PurposeMin. required inputTechnologyExpected outputSample notes
Genome sequencing10 μg DNA (High molecular weight DNA)PacBio15 GB, 5-10 kb read length. Can be a pool of   multiple individuals
Genome sequencing~1 μg DNAshort reads, DNAseq15 GB, 200 bp paired endCan be a pool of   multiple individuals
Gut microbiomesNAshort reads, 16S sequencing2 GBPooled samples from the same colony
Queen/worker gene expression, gene annotation~1 μg RNAshort reads, RNAseq6 GB (queens/workers/etc.), 200 bp paired endPooled samples from different castes, developmental stages
Mutation rate project~500 ng DNA for one libraryShort reads,DNAseq8 Gb, 200bp paired end for each libraryTwo libraries will be needed. One for the single queen, the other for the pooled males from the same sequenced mother queen.



GAGA – Subproject association

There will be different possible levels of association between subprojects and GAGA. Here are three example scenarios for independent, collaborative and integrated subprojects. Intermediate solutions between these three scenarios will of course be possible. For every subproject, a detailed outline of the association with GAGA will be developed by the subproject’s PI and members of the GAGA governing board.

Scenario 1: Maximal independence of GAGA

Under this scenario, the PacBio data will not be processed by the GAGA consortium and the raw data will be delivered to the sub-project group, so the sub-project group will do the assembly and annotation themselves. This would likely allow faster analysis and publication, but by the time all standard GAGA pipelines are established and running, GAGA will then redo the assembly and annotation, not to challenge any earlier analyses, but to make sure that these (possibly already published) genomes will be maximally comparable to the 200 core GAGA genomes and to maintain uniform quality standards in the final comparative analyses that will be compatible with any standards that journals might define as minimal requirements in the coming years.

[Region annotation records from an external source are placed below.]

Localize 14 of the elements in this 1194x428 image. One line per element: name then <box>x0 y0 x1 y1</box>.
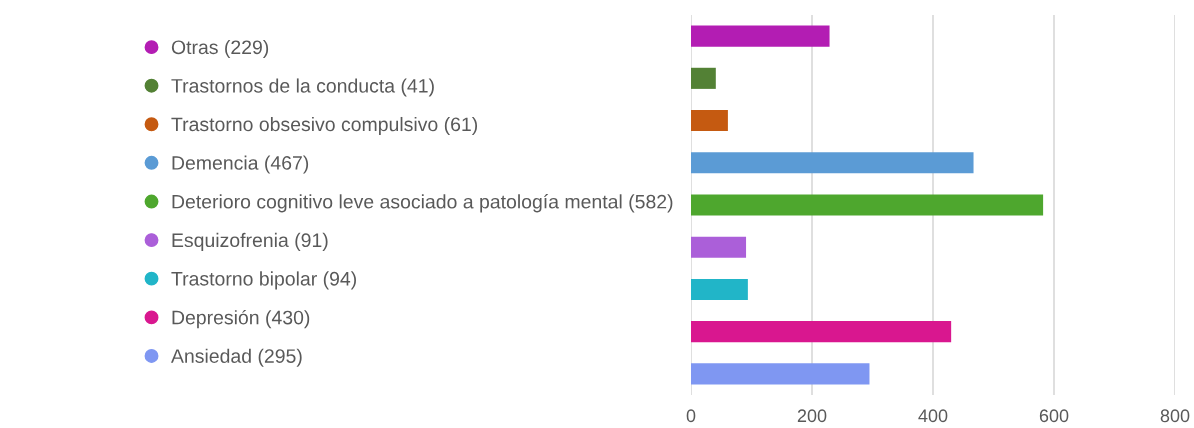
x-tick-label: 0 <box>686 409 696 423</box>
legend-label: Ansiedad (295) <box>171 348 302 367</box>
legend-label: Otras (229) <box>171 39 269 58</box>
x-tick-label: 400 <box>918 409 948 423</box>
x-tick-label: 200 <box>797 409 827 423</box>
legend-label: Deterioro cognitivo leve asociado a patología mental (582) <box>172 194 673 213</box>
x-tick-label: 800 <box>1160 409 1190 423</box>
legend-label: Trastorno obsesivo compulsivo (61) <box>171 116 478 136</box>
legend-label: Esquizofrenia (91) <box>172 232 328 251</box>
x-tick-label: 600 <box>1039 409 1069 423</box>
legend-label: Trastornos de la conducta (41) <box>171 78 434 97</box>
legend-label: Demencia (467) <box>172 155 309 174</box>
legend-label: Depresión (430) <box>172 309 310 329</box>
legend-label: Trastorno bipolar (94) <box>171 271 356 290</box>
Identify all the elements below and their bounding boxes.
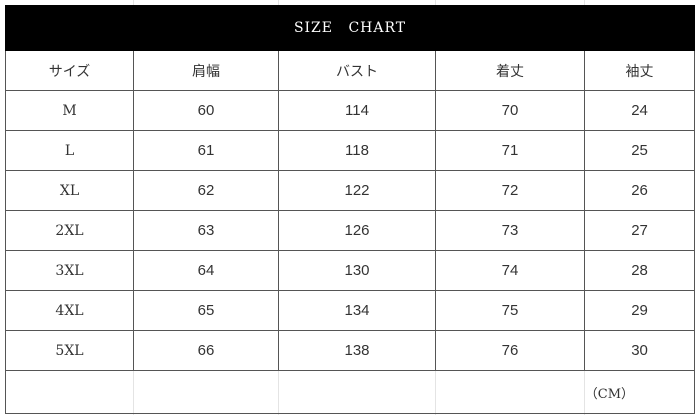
header-row: サイズ 肩幅 バスト 着丈 袖丈 xyxy=(5,50,696,91)
value-cell: 62 xyxy=(133,170,279,211)
value-cell: 29 xyxy=(583,290,696,331)
value-cell: 75 xyxy=(435,290,585,331)
value-cell: 134 xyxy=(278,290,436,331)
value-cell: 118 xyxy=(278,130,436,171)
value-cell: 60 xyxy=(133,90,279,131)
size-cell: 5XL xyxy=(5,330,134,371)
title-row: SIZE CHART xyxy=(4,5,696,51)
value-cell: 66 xyxy=(133,330,279,371)
table-row: 3XL 64 130 74 28 xyxy=(5,250,696,291)
size-cell: 4XL xyxy=(5,290,134,331)
value-cell: 73 xyxy=(435,210,585,251)
value-cell: 72 xyxy=(435,170,585,211)
value-cell: 27 xyxy=(583,210,696,251)
value-cell: 61 xyxy=(133,130,279,171)
table-row: 4XL 65 134 75 29 xyxy=(5,290,696,331)
chart-title: SIZE CHART xyxy=(4,5,696,51)
value-cell: 64 xyxy=(133,250,279,291)
value-cell: 24 xyxy=(583,90,696,131)
size-cell: L xyxy=(5,130,134,171)
table-row: 2XL 63 126 73 27 xyxy=(5,210,696,251)
size-cell: M xyxy=(5,90,134,131)
table-row: L 61 118 71 25 xyxy=(5,130,696,171)
value-cell: 138 xyxy=(278,330,436,371)
value-cell: 130 xyxy=(278,250,436,291)
value-cell: 122 xyxy=(278,170,436,211)
header-length: 着丈 xyxy=(435,50,585,91)
value-cell: 126 xyxy=(278,210,436,251)
size-cell: 2XL xyxy=(5,210,134,251)
size-cell: XL xyxy=(5,170,134,211)
value-cell: 76 xyxy=(435,330,585,371)
header-size: サイズ xyxy=(5,50,134,91)
table-row: M 60 114 70 24 xyxy=(5,90,696,131)
size-chart-table: SIZE CHART サイズ 肩幅 バスト 着丈 袖丈 M 60 114 70 24 L 6… xyxy=(4,5,696,414)
footer-row: （CM） xyxy=(4,370,696,414)
header-bust: バスト xyxy=(278,50,436,91)
value-cell: 26 xyxy=(583,170,696,211)
size-cell: 3XL xyxy=(5,250,134,291)
table-row: 5XL 66 138 76 30 xyxy=(5,330,696,371)
header-shoulder: 肩幅 xyxy=(133,50,279,91)
value-cell: 28 xyxy=(583,250,696,291)
table-row: XL 62 122 72 26 xyxy=(5,170,696,211)
value-cell: 70 xyxy=(435,90,585,131)
value-cell: 74 xyxy=(435,250,585,291)
value-cell: 71 xyxy=(435,130,585,171)
value-cell: 63 xyxy=(133,210,279,251)
unit-note: （CM） xyxy=(4,370,696,414)
value-cell: 114 xyxy=(278,90,436,131)
value-cell: 25 xyxy=(583,130,696,171)
value-cell: 30 xyxy=(583,330,696,371)
value-cell: 65 xyxy=(133,290,279,331)
header-sleeve: 袖丈 xyxy=(583,50,696,91)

Scenario 2: Basic Collaboration with GAGA

Under this scenario, the raw data will be processed and the genomes assembled and annotated by the GAGA consortium in coordination with the sub-project group. Depending on the work load (e.g. number of species), the involved GAGA researchers should be acknowledged as co-authors (middle authorships) on publications depending on their contribution. This will usually involve between one and two junior researchers and one senior researcher.

Scenario 3: Full integration with GAGA

Under this scenario, the sub-project will become fully integrated into GAGA and receive priority resources from Guojie’s bioinformatics group in Shenzhen. This will imply coordinated publication of the sub-project paper so it becomes part of the “2021 package” to be distributed across a few journals with whom GAGA hopes to negotiate special issues. We aim to organize at least one major flagship paper with all GAGA data (see below for authorship rules for collectors on the main paper) and a series of accompanying papers encompassing the major GAGA-initiated projects and the most incisive sub-projects. Sub-project PIs will lead on their own projects and they will share authorships on the flagship paper as co-coordinators, but will also have a number (but not all; depending on real contributions) of GAGA consortium co-corresponding authors on their sub-project paper(s). It will always be up to sub-project PIs to evaluate the pros and cons of publishing later, but then having the possibility of their paper becoming wide-ranging enough to join the final set of GAGA papers to be submitted to special issues in major journals, or to go ahead faster according to scenario 1 or 2.

We also welcome consortium members with specific expertise to propose new cutting edge comparative programs to be initiated with GAGA data. Such PI-groups will receive leading authorships for projects they propose and spearhead. Framework agreements on this can be made at the start and be adjusted as we go along so the final authorships will always reflect the volume of hands-on work by the junior authors and the weight of coordination efforts by the senior authors.